In Chiang Mai, the most seriously affected area was Saraphee, which lies in the downstream outskirts of the city. The road along the railway tracks there bore the brunt of the flooding. The water in some villages was still chest-high yesterday.

Some 40 entertainment venues and restaurants said they would remain closed for a week until the town gets back on its feet.

Prime Minister Thaksin Shinawatra decided to skip his scheduled visit to Chiang Mai and sent his deputy Suwat Liptapanlop in his place to offer moral support to officials and volunteers battling the floods.

Management of all 25 river basins across the country will be revised to prevent serious flooding in the long term, Thaksin said. For his hometown of Chiang Mai, two measures will be considered - improving the carrying capacity of the Ping River and installing more water-level monitoring stations - particularly along major streams and rivers up the mountain - to make prediction more efficient.

“The early-warning system for such floods is very poor. It must be precise enough to forecast the expected intensity of the storm or depression,” the premier said.

Deputy Interior Minister Sermsak Pongpanit said all those whose properties were encroaching into the Ping River would face strict punishment.
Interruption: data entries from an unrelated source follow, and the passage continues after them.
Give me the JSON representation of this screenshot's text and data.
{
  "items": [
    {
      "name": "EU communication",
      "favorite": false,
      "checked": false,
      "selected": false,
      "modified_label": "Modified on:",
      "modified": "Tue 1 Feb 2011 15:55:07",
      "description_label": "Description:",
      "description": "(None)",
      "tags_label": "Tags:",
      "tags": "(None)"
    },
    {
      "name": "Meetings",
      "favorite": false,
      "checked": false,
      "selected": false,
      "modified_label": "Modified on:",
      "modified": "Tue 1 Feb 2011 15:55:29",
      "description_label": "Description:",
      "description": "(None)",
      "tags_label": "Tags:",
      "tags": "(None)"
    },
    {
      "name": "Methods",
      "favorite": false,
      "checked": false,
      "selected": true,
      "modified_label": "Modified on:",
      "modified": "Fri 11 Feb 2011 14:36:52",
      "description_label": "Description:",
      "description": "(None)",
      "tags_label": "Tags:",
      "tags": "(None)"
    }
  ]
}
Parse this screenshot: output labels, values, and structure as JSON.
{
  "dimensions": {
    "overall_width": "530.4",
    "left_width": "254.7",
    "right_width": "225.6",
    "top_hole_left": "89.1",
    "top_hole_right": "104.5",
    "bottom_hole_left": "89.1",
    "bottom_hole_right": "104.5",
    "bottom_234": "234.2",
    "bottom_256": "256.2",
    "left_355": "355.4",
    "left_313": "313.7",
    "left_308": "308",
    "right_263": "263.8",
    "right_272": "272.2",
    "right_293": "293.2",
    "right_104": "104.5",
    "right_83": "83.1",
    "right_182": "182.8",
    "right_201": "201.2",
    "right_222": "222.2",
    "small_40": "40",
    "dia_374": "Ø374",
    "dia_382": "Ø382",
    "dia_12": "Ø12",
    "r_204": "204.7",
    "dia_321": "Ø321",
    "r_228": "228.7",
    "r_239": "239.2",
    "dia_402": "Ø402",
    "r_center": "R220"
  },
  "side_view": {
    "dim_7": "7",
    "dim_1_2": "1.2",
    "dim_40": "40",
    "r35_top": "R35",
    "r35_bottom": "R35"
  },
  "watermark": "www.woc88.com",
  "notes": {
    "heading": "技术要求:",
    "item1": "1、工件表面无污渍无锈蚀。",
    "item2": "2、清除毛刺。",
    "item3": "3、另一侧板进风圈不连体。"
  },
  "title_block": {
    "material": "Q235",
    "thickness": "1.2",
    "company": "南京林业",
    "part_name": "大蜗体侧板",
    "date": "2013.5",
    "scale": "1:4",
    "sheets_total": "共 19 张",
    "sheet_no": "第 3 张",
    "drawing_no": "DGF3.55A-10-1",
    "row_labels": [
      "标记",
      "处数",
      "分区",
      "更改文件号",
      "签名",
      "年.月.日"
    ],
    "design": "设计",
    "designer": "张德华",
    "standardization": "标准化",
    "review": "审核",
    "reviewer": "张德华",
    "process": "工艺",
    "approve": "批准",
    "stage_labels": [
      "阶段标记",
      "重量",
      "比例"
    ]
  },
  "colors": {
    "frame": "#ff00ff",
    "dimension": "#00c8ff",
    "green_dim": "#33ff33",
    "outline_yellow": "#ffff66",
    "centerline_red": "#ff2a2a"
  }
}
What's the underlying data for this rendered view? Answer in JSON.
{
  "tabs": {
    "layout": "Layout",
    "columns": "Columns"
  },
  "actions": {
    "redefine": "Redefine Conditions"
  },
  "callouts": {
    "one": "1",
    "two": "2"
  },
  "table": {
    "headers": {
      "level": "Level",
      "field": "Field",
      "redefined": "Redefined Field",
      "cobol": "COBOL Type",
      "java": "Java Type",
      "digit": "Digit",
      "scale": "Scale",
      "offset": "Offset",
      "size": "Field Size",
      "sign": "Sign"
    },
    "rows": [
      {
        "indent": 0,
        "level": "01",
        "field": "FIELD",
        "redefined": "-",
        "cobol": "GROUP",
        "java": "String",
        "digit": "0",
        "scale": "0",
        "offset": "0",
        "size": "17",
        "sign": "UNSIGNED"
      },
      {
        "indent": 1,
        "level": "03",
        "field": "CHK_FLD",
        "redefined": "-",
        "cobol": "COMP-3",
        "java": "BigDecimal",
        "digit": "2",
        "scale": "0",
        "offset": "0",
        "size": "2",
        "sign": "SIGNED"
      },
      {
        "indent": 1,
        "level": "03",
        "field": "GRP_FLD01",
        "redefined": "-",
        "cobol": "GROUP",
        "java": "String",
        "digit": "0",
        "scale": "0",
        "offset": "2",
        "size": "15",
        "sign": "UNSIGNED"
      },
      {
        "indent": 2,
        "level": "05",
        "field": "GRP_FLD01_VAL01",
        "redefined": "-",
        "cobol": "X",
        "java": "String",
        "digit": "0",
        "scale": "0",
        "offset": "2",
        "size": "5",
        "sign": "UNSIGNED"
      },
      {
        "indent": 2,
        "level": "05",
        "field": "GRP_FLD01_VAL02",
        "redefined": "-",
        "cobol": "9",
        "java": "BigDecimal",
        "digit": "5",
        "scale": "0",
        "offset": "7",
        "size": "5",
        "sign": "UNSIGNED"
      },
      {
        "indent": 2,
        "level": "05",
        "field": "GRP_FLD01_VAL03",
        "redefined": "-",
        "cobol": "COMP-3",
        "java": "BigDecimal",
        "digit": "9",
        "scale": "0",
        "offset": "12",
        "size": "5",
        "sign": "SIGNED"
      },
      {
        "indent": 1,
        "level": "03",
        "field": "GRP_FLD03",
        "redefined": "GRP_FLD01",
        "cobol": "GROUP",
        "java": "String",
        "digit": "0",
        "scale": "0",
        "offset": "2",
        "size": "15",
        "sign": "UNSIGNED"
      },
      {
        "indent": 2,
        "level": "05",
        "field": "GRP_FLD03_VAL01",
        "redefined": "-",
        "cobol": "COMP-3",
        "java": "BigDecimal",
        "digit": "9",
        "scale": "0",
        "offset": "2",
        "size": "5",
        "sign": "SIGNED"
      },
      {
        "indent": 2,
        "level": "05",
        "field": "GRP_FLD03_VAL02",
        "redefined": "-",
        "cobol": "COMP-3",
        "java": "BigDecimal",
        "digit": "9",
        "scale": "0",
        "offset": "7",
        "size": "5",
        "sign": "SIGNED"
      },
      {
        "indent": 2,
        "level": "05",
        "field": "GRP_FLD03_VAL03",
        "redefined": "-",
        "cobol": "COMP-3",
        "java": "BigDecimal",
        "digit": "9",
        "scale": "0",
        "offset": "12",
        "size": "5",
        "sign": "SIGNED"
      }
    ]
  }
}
To widen the river, some private land should be sold by the state, he added.

At least three provinces in other regions were also reported suffering from the seasonal monsoon.

Gales in Amnat Charoen’s Chanuman district battered more than 50 houses in the area, causing one death and two serious cases of injury.

In Kanchanaburi, constant rainfall since early morning inundated Muang district under a metre of water and affected 100 families.

In Bangkok, strong winds swept over some areas in Nong Khaem district, immediately damaging 18 houses - 10 seriously.

A local said it was the strongest storm he had ever seen in 60 years, severe enough to make a laundry machine fly up into the air.